Manuel Moreau se penche vers moi et, pour couvrir le bruit, il est obligé de forcer la voix tout près de mon oreille :
– Tu vois les drapeaux derrière les barreaux, Émilie ? Ce sont sûrement les Basques. Ils se trouvent de ce côté-là de la prison. Il y a plein de prisonniers politiques à B., des Basques, des Corses, des anciens des mouvements autonomes et puis aussi des anciens d’Action rouge, évidemment…
Je le regarde, avec ses cheveux rasés qui laissent ruisseler la pluie, son keffieh détrempé, son blouson de cuir, ses éternels pin’s, et je me dis qu’il ne paye pas de mine mais que c’est grâce à lui si on est là aujourd’hui, avec tous ses copains de Rouen, mais aussi d’autres qu’il a fait venir de Paris, de Lille et même de Belgique.

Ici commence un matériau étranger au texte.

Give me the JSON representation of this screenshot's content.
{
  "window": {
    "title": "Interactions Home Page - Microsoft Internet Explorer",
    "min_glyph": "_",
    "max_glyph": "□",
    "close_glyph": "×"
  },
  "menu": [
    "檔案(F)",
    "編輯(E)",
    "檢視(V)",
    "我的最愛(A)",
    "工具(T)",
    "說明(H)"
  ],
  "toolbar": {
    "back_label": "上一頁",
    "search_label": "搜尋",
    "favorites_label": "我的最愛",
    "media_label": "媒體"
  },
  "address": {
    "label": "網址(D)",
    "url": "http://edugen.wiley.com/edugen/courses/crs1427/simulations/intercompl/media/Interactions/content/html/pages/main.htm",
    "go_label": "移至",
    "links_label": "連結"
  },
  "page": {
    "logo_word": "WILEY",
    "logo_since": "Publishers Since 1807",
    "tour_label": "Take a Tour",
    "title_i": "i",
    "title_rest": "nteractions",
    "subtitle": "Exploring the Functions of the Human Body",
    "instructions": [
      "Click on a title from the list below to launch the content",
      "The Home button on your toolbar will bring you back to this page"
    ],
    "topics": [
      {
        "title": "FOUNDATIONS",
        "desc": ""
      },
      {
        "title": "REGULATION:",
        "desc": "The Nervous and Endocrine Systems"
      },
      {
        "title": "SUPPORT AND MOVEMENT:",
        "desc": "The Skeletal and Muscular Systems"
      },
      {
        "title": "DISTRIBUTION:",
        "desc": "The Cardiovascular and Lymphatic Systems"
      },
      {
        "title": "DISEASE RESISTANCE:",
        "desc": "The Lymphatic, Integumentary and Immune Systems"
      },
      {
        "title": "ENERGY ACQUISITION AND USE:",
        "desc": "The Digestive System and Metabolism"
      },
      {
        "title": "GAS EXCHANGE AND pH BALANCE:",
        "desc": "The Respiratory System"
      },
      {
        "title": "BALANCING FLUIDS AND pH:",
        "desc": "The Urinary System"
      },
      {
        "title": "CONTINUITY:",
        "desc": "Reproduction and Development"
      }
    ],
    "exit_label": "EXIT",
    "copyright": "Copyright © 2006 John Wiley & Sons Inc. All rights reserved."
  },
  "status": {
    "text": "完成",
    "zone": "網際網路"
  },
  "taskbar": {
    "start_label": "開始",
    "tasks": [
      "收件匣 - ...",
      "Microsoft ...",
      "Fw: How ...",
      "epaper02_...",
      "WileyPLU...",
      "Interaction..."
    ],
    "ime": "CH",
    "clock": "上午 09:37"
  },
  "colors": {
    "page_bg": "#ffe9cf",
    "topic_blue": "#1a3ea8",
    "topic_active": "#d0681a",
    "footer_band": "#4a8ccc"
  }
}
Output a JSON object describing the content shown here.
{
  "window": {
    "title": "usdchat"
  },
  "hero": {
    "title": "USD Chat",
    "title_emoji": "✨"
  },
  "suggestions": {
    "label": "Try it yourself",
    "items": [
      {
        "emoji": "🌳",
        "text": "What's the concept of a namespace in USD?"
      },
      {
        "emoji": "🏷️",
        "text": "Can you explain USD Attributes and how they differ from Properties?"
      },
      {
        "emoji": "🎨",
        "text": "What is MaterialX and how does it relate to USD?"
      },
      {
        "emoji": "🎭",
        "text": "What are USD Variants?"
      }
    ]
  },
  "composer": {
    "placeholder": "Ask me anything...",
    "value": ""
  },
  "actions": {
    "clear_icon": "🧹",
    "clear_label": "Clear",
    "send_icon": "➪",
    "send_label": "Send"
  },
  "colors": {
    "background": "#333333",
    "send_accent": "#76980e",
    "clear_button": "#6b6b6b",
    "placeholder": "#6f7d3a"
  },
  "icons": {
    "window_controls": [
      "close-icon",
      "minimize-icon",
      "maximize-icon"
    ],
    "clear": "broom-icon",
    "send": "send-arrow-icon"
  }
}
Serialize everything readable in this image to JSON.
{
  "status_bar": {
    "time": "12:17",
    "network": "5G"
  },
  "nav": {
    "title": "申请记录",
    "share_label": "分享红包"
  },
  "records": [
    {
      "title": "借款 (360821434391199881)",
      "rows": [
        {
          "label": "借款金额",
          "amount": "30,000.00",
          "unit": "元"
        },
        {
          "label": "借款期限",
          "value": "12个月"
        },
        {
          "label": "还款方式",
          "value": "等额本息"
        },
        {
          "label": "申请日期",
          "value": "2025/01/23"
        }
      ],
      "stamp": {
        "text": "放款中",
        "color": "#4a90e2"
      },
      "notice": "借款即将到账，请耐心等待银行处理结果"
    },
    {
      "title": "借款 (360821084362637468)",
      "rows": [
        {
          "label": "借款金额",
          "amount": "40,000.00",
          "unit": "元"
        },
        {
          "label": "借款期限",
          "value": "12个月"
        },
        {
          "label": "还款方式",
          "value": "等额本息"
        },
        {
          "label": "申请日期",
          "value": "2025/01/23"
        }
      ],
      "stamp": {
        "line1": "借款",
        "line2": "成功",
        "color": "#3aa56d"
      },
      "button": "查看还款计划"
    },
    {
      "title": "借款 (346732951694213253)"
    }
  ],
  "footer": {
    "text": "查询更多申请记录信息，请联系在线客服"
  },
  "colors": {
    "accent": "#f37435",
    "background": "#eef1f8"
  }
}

On est bien trois cents devant cette prison, ça fait une heure que tout le monde crie et que la route est bloquée des deux côtés par des pneus enflammés.
– Regarde, me dit Jean-Sébastien.
Il me montre, sur notre droite, une dizaine de garçons qui s’approchent encore plus près de l’entrée de la prison, qui vont jusqu’au panneau marqué « Centre de détention de B. » et font partir des fumigènes qui fonctionnent bien malgré la pluie.
Il détonne un peu au milieu de tous ces manifestants, mon petit aristo, il a pourtant fait un effort en se contentant de mettre un K-way sur un jean rapiécé et en choisissant sa paire de baskets la plus usée, au point qu’à mon avis il doit avoir les pieds trempés.
Mais il n’aurait manqué ça pour rien au monde et si c’est Manuel Moreau qui a tout organisé, c’est Jean-Sébastien qui a pris l’initiative d’aller le voir, il y a une quinzaine de jours.
Et tout d’un coup, j’oublie le bruit, la pluie, l’odeur des fumigènes et celle, encore pire, des pneus brûlés qu’un vilain coup de vent rabat sur nous et qui fait tousser les manifestants.
Je reviens deux semaines en arrière. Ça me semble une éternité.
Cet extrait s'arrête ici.